Hal ini sejalur dengan prinsip
etnografi, yakni sebagai “sebuah pengalaman yang didapatkan melalui melihat”
tutur Kiki Koesuma Kristi sebagai salah satu pengamat budaya yang dihadirkan
dalam kegiatan diskusi dan screening film Etnografi yang juga merupakan salah
satu kegiatan perayaan Dies Natalis ke-50 Jurusan Antropologi UGM yang digelar
di di Gedung Societet Taman Budaya Yogyakarta, Jl. Sriwedari no.1 Yogyakarta
(21/11/14).
“Tak hanya menjelaskan subjek-subjek
intim, namun sekaligus melihat konteks yang lebih luas,” ujar Zakky mahasiswa
UIN YK yang turut bergabung dalam diskusi yang hangat tersebut.
Di samping itu, Kiki juga turut
berpesan mengenai pentingnya diskusi lebih lanjut dalam mengkritisi pemunculan
perspektif-perspektif baru dari film “Denok dan Gareng”, terutama menilik karya
film tersebut sebagai film etnografis.
Terakhir, Dwi Sujanti Nugraheni
merasa perlu mengingatkan bahwa dalam pembuatan karya dokumenter/etnografis
semacam ini, rasa kebertanggung jawaban dan etika harus diutamakan. “Saya tidak
ingin mengeksplor kemiskinan mereka, berikut pula Saya tidak ingin
mengeksploitasi banyak hal ‘buruk’ di sekitar kehidupan mereka, Saya harus
berpegang penuh pada kode etik dengan cara selalu meminta ijin terlebih dahulu,
dari saat mengambil gambar, hingga nanti hasil perekaman dipresentasikan.

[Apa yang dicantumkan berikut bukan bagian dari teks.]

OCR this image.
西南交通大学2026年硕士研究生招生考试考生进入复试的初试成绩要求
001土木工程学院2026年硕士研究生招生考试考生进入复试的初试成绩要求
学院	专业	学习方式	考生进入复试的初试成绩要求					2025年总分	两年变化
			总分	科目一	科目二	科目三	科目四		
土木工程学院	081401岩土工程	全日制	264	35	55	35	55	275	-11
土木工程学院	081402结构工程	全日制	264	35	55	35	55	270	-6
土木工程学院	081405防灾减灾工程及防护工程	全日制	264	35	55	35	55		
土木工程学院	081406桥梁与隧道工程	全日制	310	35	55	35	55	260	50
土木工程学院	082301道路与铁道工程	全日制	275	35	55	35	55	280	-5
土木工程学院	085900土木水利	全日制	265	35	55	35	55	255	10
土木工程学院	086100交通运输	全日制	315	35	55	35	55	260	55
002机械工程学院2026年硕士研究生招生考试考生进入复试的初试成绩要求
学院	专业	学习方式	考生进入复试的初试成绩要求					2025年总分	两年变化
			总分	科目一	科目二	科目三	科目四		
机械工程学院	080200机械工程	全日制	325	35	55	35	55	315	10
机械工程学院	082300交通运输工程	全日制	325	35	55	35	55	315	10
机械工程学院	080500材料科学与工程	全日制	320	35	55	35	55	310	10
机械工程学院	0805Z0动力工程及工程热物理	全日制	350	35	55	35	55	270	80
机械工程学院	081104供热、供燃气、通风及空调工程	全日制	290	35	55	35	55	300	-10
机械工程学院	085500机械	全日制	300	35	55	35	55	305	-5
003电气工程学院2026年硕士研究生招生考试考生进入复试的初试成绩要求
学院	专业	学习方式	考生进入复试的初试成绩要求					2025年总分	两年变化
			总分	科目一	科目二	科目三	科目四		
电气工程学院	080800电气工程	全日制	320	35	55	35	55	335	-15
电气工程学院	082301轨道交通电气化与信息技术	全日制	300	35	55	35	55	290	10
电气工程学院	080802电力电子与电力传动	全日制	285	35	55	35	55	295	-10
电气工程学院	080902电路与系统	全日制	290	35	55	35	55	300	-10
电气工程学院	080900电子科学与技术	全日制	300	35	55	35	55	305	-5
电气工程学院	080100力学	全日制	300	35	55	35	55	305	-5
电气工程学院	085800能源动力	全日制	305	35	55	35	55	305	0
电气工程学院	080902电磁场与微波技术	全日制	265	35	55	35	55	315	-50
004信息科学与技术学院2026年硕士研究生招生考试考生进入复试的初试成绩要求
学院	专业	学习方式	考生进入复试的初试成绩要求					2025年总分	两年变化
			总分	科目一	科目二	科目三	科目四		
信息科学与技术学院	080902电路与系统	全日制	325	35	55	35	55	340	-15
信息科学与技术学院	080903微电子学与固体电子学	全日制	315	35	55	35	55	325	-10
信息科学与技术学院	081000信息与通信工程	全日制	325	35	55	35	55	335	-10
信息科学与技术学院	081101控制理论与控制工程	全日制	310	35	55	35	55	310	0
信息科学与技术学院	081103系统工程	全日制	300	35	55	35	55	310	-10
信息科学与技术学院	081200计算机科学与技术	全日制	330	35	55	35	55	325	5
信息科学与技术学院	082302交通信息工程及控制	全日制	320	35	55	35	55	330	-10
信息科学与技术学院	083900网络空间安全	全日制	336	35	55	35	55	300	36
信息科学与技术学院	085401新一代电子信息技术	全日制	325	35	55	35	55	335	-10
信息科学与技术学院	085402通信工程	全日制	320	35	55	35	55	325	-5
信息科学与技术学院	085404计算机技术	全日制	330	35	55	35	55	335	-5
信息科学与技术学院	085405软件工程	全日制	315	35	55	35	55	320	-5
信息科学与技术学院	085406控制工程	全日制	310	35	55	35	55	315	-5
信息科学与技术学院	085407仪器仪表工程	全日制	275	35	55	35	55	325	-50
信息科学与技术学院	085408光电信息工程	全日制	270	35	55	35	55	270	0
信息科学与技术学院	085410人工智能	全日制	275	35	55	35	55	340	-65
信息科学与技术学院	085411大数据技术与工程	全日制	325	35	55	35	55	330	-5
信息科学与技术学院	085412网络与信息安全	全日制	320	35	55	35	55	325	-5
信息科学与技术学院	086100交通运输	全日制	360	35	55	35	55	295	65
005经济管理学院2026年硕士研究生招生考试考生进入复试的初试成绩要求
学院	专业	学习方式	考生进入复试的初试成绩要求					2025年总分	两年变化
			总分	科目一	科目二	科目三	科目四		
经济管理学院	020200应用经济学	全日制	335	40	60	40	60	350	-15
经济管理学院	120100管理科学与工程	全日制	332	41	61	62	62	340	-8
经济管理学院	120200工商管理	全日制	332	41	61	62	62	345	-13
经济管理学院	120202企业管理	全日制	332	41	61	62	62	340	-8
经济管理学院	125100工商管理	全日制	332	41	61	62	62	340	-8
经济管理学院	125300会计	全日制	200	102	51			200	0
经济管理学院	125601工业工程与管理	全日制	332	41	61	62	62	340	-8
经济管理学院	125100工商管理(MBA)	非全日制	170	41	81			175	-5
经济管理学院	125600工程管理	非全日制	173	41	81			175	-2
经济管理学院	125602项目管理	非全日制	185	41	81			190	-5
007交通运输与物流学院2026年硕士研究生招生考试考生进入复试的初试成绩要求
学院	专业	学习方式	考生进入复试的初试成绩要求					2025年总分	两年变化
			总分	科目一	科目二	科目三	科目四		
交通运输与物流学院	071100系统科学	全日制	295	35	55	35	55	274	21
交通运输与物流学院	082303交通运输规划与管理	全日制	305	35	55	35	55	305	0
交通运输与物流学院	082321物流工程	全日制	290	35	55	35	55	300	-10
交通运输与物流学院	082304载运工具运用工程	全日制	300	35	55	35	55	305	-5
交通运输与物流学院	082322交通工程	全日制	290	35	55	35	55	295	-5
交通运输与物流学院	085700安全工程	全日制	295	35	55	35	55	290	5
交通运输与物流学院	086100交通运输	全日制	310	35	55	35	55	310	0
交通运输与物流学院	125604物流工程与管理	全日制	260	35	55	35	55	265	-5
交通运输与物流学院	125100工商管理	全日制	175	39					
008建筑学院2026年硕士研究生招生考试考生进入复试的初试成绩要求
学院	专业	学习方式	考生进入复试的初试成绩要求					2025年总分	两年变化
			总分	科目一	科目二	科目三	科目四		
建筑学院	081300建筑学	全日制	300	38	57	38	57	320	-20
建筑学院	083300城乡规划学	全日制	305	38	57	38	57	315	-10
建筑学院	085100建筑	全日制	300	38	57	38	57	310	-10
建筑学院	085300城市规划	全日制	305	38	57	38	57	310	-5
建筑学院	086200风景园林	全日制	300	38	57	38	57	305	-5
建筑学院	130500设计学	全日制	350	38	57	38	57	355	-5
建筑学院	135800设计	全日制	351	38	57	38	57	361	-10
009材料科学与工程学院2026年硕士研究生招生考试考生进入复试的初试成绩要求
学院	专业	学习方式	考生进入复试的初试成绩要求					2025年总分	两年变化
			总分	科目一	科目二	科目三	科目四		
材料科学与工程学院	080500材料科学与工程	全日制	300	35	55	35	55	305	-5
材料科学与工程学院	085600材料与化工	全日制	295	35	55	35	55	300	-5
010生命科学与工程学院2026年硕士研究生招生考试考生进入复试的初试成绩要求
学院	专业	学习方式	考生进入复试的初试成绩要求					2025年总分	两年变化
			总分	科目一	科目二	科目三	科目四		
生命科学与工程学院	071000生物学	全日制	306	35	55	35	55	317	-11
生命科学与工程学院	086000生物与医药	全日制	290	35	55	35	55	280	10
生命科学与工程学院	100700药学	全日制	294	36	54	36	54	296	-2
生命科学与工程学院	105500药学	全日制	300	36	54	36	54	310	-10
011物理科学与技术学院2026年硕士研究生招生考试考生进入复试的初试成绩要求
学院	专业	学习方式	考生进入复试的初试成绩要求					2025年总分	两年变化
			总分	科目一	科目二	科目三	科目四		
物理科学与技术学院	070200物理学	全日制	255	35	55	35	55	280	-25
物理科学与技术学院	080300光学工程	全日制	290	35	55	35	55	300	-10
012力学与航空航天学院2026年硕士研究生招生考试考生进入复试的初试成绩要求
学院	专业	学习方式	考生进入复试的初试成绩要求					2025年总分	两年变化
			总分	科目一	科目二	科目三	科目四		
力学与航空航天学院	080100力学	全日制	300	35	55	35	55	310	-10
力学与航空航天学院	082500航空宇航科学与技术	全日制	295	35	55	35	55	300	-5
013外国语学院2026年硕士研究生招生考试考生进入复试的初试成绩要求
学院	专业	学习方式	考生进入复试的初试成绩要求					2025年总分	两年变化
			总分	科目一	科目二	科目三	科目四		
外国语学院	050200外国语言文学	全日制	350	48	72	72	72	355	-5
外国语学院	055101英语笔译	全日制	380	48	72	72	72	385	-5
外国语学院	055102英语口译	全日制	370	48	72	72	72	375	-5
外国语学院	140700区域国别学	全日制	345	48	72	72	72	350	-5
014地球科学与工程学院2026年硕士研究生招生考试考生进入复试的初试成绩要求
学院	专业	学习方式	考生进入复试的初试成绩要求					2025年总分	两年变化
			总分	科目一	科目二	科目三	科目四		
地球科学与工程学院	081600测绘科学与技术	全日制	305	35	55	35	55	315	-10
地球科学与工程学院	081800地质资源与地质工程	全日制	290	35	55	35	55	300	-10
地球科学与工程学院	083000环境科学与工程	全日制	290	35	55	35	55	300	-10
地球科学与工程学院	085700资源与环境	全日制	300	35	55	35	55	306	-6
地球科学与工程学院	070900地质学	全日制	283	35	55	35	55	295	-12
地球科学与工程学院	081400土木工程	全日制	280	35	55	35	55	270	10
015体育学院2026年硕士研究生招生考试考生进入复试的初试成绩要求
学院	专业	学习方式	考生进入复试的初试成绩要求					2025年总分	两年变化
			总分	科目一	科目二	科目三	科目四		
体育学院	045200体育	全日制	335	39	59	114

Dengan cara itu, Saya ingin penonton merasakan apa yang Saya rasakan, ketika
Saya masuk ke rumah mereka, serta belajar melalui mereka. Saya benar-benar
berada di sana, masuk di dalam kehidupan mereka, tidak hanya meletakkan
kamera!”, terang Dwi Sujanti Nugraheni.